Thirdly and on the basis of the foregoing, the market doesn’t treat artists the same. For that reason, it is unrealistic to expect MYSC to treat artists equally when the market doesn’t. Online, there is a video of one artist objecting to the “up and coming artist” label in favour of “professional artists.” The label he prefers comes with its own conditions and one is that professional artists subject themselves to market forces. Unlike Ipelegeng, the public works programme that rotates low-skill workers in and out, the market places a high premium on meritocracy. Based on various factors, the market (which includes MYSC) embraces some artists and rejects others. Vee is among those whom the market has embraced and there is every indication that it has not done the same with the artist in question.
Lastly, the platform on which festive-season performances were showcased (television) has its own set of rules.
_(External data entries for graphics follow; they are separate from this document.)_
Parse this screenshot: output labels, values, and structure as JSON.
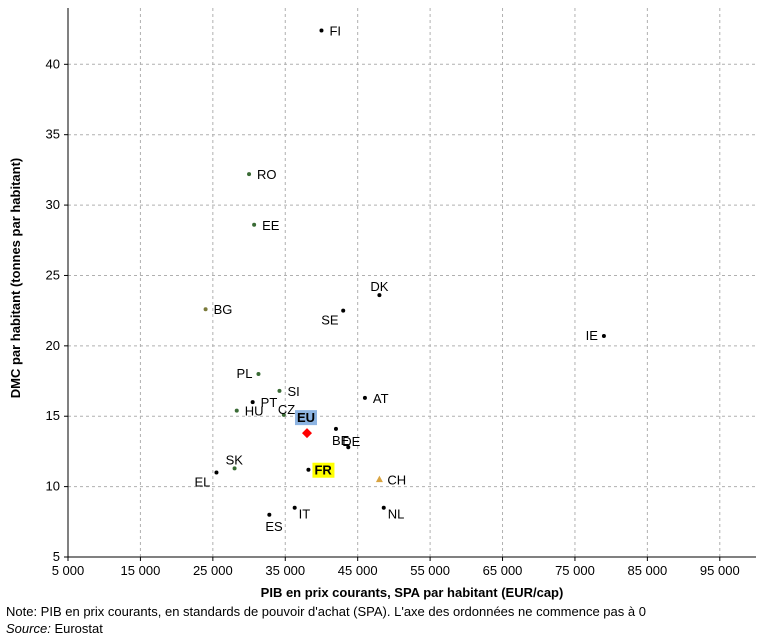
{
  "chart_data": {
    "type": "scatter",
    "title": "",
    "xlabel": "PIB en prix courants, SPA par habitant (EUR/cap)",
    "ylabel": "DMC par habitant (tonnes par habitant)",
    "xlim": [
      5000,
      100000
    ],
    "ylim": [
      5,
      44
    ],
    "x_ticks": [
      5000,
      15000,
      25000,
      35000,
      45000,
      55000,
      65000,
      75000,
      85000,
      95000
    ],
    "x_tick_labels": [
      "5 000",
      "15 000",
      "25 000",
      "35 000",
      "45 000",
      "55 000",
      "65 000",
      "75 000",
      "85 000",
      "95 000"
    ],
    "y_ticks": [
      5,
      10,
      15,
      20,
      25,
      30,
      35,
      40
    ],
    "y_tick_labels": [
      "5",
      "10",
      "15",
      "20",
      "25",
      "30",
      "35",
      "40"
    ],
    "grid": true,
    "colors": {
      "default": "#000000",
      "group_green": "#3a6b35",
      "group_olive": "#7a7a3a",
      "eu": "#ff0000",
      "ch": "#d9a441",
      "eu_highlight": "#8db4e2",
      "fr_highlight": "#ffff00",
      "grid": "#b0b0b0"
    },
    "points": [
      {
        "label": "FI",
        "x": 40000,
        "y": 42.4,
        "color": "default",
        "marker": "circle",
        "label_pos": "right"
      },
      {
        "label": "RO",
        "x": 30000,
        "y": 32.2,
        "color": "group_green",
        "marker": "circle",
        "label_pos": "right"
      },
      {
        "label": "EE",
        "x": 30700,
        "y": 28.6,
        "color": "group_green",
        "marker": "circle",
        "label_pos": "right"
      },
      {
        "label": "DK",
        "x": 48000,
        "y": 23.6,
        "color": "default",
        "marker": "circle",
        "label_pos": "above-left"
      },
      {
        "label": "SE",
        "x": 43000,
        "y": 22.5,
        "color": "default",
        "marker": "circle",
        "label_pos": "below-left"
      },
      {
        "label": "BG",
        "x": 24000,
        "y": 22.6,
        "color": "group_olive",
        "marker": "circle",
        "label_pos": "right"
      },
      {
        "label": "IE",
        "x": 79000,
        "y": 20.7,
        "color": "default",
        "marker": "circle",
        "label_pos": "left"
      },
      {
        "label": "PL",
        "x": 31300,
        "y": 18.0,
        "color": "group_green",
        "marker": "circle",
        "label_pos": "left"
      },
      {
        "label": "SI",
        "x": 34200,
        "y": 16.8,
        "color": "group_green",
        "marker": "circle",
        "label_pos": "right"
      },
      {
        "label": "AT",
        "x": 46000,
        "y": 16.3,
        "color": "default",
        "marker": "circle",
        "label_pos": "right"
      },
      {
        "label": "PT",
        "x": 30500,
        "y": 16.0,
        "color": "default",
        "marker": "circle",
        "label_pos": "right"
      },
      {
        "label": "HU",
        "x": 28300,
        "y": 15.4,
        "color": "group_green",
        "marker": "circle",
        "label_pos": "right"
      },
      {
        "label": "CZ",
        "x": 34800,
        "y": 15.1,
        "color": "group_green",
        "marker": "circle",
        "label_pos": "right-above"
      },
      {
        "label": "BE",
        "x": 42000,
        "y": 14.1,
        "color": "default",
        "marker": "circle",
        "label_pos": "below"
      },
      {
        "label": "DE",
        "x": 43700,
        "y": 12.8,
        "color": "default",
        "marker": "circle",
        "label_pos": "right-above"
      },
      {
        "label": "EU",
        "x": 38000,
        "y": 13.8,
        "color": "eu",
        "marker": "diamond",
        "label_pos": "highlight-above",
        "highlight": "eu_highlight"
      },
      {
        "label": "SK",
        "x": 28000,
        "y": 11.3,
        "color": "group_green",
        "marker": "circle",
        "label_pos": "above-left"
      },
      {
        "label": "FR",
        "x": 38200,
        "y": 11.2,
        "color": "default",
        "marker": "circle",
        "label_pos": "highlight-right",
        "highlight": "fr_highlight"
      },
      {
        "label": "EL",
        "x": 25500,
        "y": 11.0,
        "color": "default",
        "marker": "circle",
        "label_pos": "below-left"
      },
      {
        "label": "CH",
        "x": 48000,
        "y": 10.5,
        "color": "ch",
        "marker": "triangle",
        "label_pos": "right"
      },
      {
        "label": "IT",
        "x": 36300,
        "y": 8.5,
        "color": "default",
        "marker": "circle",
        "label_pos": "right-below"
      },
      {
        "label": "NL",
        "x": 48600,
        "y": 8.5,
        "color": "default",
        "marker": "circle",
        "label_pos": "right-below"
      },
      {
        "label": "ES",
        "x": 32800,
        "y": 8.0,
        "color": "default",
        "marker": "circle",
        "label_pos": "below"
      }
    ]
  },
  "footer": {
    "note": "Note: PIB en prix courants, en standards de pouvoir d'achat (SPA). L'axe des ordonnées ne commence pas à 0",
    "source_label": "Source:",
    "source_value": "Eurostat"
  }
}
TV ratings are directly linked to market response because they measure the popularity of a programme in terms of viewership and determine how much a channel can charge for advertisments. Channels charge more for high-rated programmes and less for low-rated ones. On the basis of this market fundamental, Vee enables Btv to charge more for advertisments while virtually unknown artists (who will cause viewership to plummet) cannot do that.
Artists have a right to earn a living but the fact of the matter is that their campaign fails to factor in the current public health situation and market fundamentals at play. It often happens in life that there is just no desired solution to a problem: when the Metsimotlhabe River comes down in flood, there is just no way to cross to the other side. Odder still, artists haven’t themselves been able to come up with real solutions and as Vee’s Trump-like rally in Old Naledi showed, can worsen an already unmanageable public health crisis. One suggestion has been that if the number of people attending a church service has been increased, then the same should happen with the entertainment industry. Comparing sober worshippers, who are guided by church rules they mostly follow, to drunk revellers whose faculties are overly impaired for them to observe any rules, doesn’t rise to the level of Logic 101.